You can also cut down on energy usage (and thus, your power bills!) by ensuring your office is well-insulated. Try to avoid using air conditioning where possible, as this will cause your energy usage to sky-rocket.

Ceiling fans are a great option for circulating cool air in summer and pushing warm air down from the ceiling in winter. You can also try several tricks to make your desk fan more effective, such as placing a cold damp towel over the fan, or placing bowl of ice water in front of the fan.

8. Bring the outdoors in


Not only do plants add a lovely ambiance to your home office environment, they can also go to work by eliminating harmful pollutants from the air. They do this by converting carbon dioxide into oxygen and some can filter out benzene, formaldehyde and/or trichloroethylene.

Indoor plants can also help with your mental and emotional health. A 2007 study found that a bacterium in plant soil triggers the release of serotonin, which lifts mood and reduces anxiety.

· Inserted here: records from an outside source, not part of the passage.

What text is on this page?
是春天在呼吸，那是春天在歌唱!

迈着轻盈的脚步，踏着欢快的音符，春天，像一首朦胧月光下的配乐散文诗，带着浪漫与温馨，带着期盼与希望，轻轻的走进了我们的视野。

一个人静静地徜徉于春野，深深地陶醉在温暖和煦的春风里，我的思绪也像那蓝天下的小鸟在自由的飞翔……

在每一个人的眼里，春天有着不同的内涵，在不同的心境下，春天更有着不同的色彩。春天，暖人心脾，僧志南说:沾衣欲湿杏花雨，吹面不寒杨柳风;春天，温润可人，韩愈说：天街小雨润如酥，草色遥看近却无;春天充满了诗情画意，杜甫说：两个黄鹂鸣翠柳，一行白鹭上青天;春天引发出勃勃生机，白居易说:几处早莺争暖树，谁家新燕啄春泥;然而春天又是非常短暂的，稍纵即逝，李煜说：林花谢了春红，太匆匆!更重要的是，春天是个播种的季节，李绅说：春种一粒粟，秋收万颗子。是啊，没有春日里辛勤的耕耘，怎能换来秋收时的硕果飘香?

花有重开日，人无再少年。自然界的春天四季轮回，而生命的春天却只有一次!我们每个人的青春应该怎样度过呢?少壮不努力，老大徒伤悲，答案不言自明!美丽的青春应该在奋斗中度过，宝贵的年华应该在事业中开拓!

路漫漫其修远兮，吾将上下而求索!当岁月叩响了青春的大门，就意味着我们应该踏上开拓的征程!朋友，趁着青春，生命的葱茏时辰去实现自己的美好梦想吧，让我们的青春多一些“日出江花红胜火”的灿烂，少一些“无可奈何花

Some plants that are commonly recommended for indoors include:

  • Pothos: This plant is difficult to kill, making it perfect for home offices. It's tolerant of low light conditions and erratic watering.
  • Peace Lily: This is a world-class air filtering plant (absorbs pollutants including benzene and formaldehyde) and can thrive in a home office. To keep your Peace Lily in top condition, keep away from direct sunlight as they prefer lower levels of light.
  • Rubber Plant: A NASA approved air-cleaning plant! It loves the sun but not high heat. Place rubber plants by windows.
  • English Ivy: Keep the English Ivy fresh by misting it with water regularly. You might even like to add some timber or mesh for it to climb.
  • Boston Fern: Lovely with its draping stems and long fronds, this fern has a higher tolerance for light and dry conditions than other species.
  • Gerbera Daisies: A green way to show appreciation. The gerbera daisy is bright, simple and a powerful air-filterer.

This material has been prepared for information purposes only. This should not be taken as constituting professional advice. You should consider seeking independent legal, financial, taxation or other advice to determine how this information relates to your own circumstances.